Golden Disk 64 11/90

For the second time, Golden Disk 64 sports a medieval siege scene on its cover. Compared to issue 08/90, this one is a bit more grounded in reality. For one, it doesn't feature any trolls. Instead, there is a collection of actual siege weapons, like catapults and a mobile tower. Also, this castle's drawbridge is up which should help tremendously to keep enemies out.

The two knights in the foreground are in similar positions as the two knights seen in the 08/90 cover, and the one on the left is even wearing the same helmet, just without the historically inaccurate horns. The way he's waving his axe and shield at nothing makes me imagine that he's running down the hill and shouting something akin to "RRAAARGH!".

I'm not very impressed with the people defending the castle from within, though. Just look at the chaos of spears that poke out of the battlements at random angles. It's as if nobody in there knows how to hold their weapons. On the other hand, the occupants' siege tower is on fire, so the defenders must've done something right. Either that or the attackers severely misjudged the aim of one of their own catapults.

Once again, the cover suffers from perspective issues. However, many medieval illustrations display similar problems with architecture, so let's just say that the artist was trying to emulate that particular style.
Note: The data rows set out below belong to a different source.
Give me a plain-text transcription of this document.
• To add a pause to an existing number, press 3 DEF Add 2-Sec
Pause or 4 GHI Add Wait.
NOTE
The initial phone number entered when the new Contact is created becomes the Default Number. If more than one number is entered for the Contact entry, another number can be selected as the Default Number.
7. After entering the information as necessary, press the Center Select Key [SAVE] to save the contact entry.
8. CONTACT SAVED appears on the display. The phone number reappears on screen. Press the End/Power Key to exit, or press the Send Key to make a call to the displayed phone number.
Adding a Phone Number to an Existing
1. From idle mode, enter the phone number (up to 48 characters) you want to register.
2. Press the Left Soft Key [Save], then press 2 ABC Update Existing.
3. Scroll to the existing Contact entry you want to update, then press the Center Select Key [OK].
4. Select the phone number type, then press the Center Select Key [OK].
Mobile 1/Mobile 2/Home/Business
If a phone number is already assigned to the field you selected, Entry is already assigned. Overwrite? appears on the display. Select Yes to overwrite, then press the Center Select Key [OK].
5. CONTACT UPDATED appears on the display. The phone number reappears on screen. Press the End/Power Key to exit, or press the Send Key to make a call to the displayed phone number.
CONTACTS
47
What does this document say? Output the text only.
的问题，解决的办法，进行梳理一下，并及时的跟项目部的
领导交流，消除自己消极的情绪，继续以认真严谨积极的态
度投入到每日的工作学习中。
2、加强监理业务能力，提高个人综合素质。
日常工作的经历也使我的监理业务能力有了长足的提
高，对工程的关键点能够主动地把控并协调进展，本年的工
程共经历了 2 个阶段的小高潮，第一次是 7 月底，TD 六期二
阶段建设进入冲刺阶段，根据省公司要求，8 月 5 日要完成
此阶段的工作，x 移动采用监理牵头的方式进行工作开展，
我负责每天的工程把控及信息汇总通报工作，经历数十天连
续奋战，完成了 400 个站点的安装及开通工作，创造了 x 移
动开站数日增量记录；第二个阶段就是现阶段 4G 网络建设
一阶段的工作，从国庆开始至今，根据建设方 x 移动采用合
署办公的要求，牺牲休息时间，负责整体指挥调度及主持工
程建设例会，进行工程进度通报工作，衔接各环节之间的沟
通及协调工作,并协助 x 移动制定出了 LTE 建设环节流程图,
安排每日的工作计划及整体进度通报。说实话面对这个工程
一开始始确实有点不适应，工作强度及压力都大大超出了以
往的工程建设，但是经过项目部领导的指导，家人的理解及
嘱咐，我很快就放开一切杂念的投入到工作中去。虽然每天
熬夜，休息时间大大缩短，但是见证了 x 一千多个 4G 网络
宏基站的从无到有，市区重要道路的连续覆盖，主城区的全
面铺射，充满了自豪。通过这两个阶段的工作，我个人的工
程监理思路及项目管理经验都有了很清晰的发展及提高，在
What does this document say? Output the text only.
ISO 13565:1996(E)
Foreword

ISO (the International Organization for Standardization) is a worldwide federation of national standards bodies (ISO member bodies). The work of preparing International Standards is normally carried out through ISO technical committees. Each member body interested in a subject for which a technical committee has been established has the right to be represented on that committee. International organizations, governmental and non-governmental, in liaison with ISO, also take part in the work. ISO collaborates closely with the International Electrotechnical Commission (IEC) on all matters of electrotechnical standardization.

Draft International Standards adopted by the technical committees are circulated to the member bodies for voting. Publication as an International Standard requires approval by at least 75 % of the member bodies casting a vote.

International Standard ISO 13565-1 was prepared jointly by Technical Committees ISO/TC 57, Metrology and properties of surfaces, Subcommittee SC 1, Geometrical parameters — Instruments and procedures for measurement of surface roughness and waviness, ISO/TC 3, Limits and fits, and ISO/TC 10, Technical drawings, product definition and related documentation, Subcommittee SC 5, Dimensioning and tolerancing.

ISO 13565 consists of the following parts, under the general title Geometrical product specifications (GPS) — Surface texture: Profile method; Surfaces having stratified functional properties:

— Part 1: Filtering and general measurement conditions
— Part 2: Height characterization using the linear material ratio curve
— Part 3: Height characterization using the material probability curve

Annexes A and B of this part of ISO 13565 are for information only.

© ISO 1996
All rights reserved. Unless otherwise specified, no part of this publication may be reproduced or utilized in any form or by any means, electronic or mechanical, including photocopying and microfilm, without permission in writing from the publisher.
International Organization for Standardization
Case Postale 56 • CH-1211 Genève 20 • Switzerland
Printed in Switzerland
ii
The artwork obviously refers to the text/graphics adventure The Yawn, which is the only game on the disk that takes place in a medieval setting. There is no siege going on in The Yawn though, and the game is way goofier than this depiction of castle warfare might suggest.

Thursday, March 8, 2018


Published on Game On 04/90

When platform games emerged in the early eighties, there was this period in (European) home computing where single-screen titles like Manic Miner were regarded as genre archetypes. This resulted in a lot of games in the same vein with awkward controls where each jump was a leap of faith and being one pixel off the mark often had disastrous results. Megamax is very much informed by these quirks and therefore feels like a platformer from the very distant past.

The title screen certainly looks very "old school" for a game released in the early nineties, with a logo consisting of chunky, double-sized sprites. The reveal of the letters is accompanied by the kind of screechy sound effects that movies or TV shows still like to use whenever somebody is playing video games somewhere off-screen. The game transitions into a piece of music from Wolfgang Amadeus Mozart's opera The Magic Flute. At least that's what HVSC's SID Tune Information List says; I would not have recognized the melody otherwise. It sounds pleasant enough, though, if a bit plain. Manic Miner also made extensive use of classical music, but its arrangement of the Blue Danube is an assault on the ears.